Most social change starts from the bottom up, reaches critical mass and then gets mass implementation via the top-down (state laws and policies). I don't think we're in disagreement here.

To reiterate, apart from spreading the word, I think there's still theoretical work to be done. I really think we need someone credible (a credentialled economist) to tell politicians that mass FIRE will not be the end of the world. Keynes with his offhand musing on 15 hour work week was a good start, but someone needs to develop models on how the transition from here to mass FIRE would impact the economy. Without it, FIRE will be treated like crypto - with extreme suspicion, and tolerated only while it's insignificant enough.
jacob wrote:
Wed May 01, 2024 8:51 am
(*) In order to kill off FIRE, you basically have to kill off capitalism.
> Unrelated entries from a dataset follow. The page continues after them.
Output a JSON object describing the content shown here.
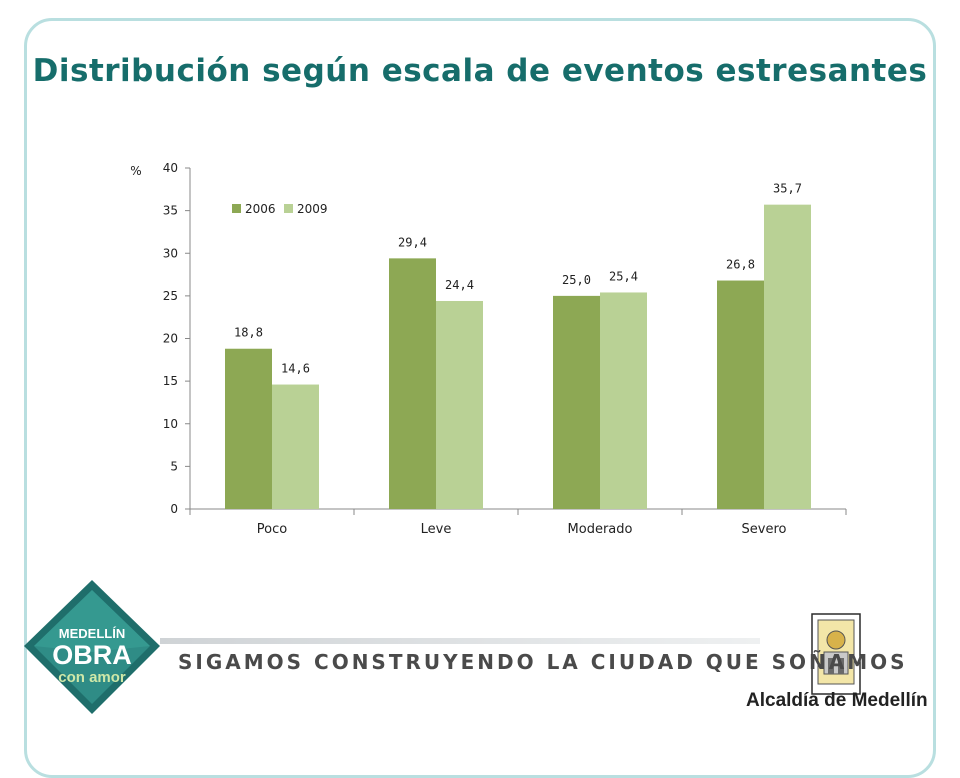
{
  "title": "Distribución según escala de eventos estresantes",
  "colors": {
    "series_2006": "#8da854",
    "series_2009": "#b9d195",
    "title": "#166d6b",
    "frame": "#b9dfe0"
  },
  "chart_data": {
    "type": "bar",
    "ylabel": "%",
    "categories": [
      "Poco",
      "Leve",
      "Moderado",
      "Severo"
    ],
    "series": [
      {
        "name": "2006",
        "values": [
          18.8,
          29.4,
          25.0,
          26.8
        ],
        "labels": [
          "18,8",
          "29,4",
          "25,0",
          "26,8"
        ]
      },
      {
        "name": "2009",
        "values": [
          14.6,
          24.4,
          25.4,
          35.7
        ],
        "labels": [
          "14,6",
          "24,4",
          "25,4",
          "35,7"
        ]
      }
    ],
    "yticks": [
      0,
      5,
      10,
      15,
      20,
      25,
      30,
      35,
      40
    ],
    "ylim": [
      0,
      40
    ],
    "legend_position": "top-left",
    "grid": false
  },
  "footer": {
    "logo_line1": "MEDELLÍN",
    "logo_line2": "OBRA",
    "logo_line3": "con amor",
    "slogan": "SIGAMOS CONSTRUYENDO LA CIUDAD QUE SOÑAMOS",
    "org": "Alcaldía de Medellín"
  }
}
I seriously doubt there's much political future in such a strategy. In short, "resistance is futile". Politicians might try to enact laws to the effect of "you must show a 30 year work history instead of 10 years or a heartbeat to collect social security". However, consider how many people would get thrown under the bus by that. Also consider that FIRE people are likely to say "nevermind then, I never expected SS in the first place." Going against FIRE is fundamentally a losing proposition because it also goes against capitalism and capitalism is so deeply ingrained in the world's systems that this is effectively impossible to counteract top-down.
Nah, I don't think they'll try to get you via SS. Instead, they will use medicare - "from now on, at least 25 years of paid work are required to qualify for medicare insurance". Medicare, to my knowledge, is not something you can simply substitute with money, as it makes no business sense for an insurance company to insure a 75 year old person (unless the policy is like $20k a year or more).
The state can also for example increase the costs of simply existing - via shifting tax burden from income taxes to property and sales tax. The possibilities are endless.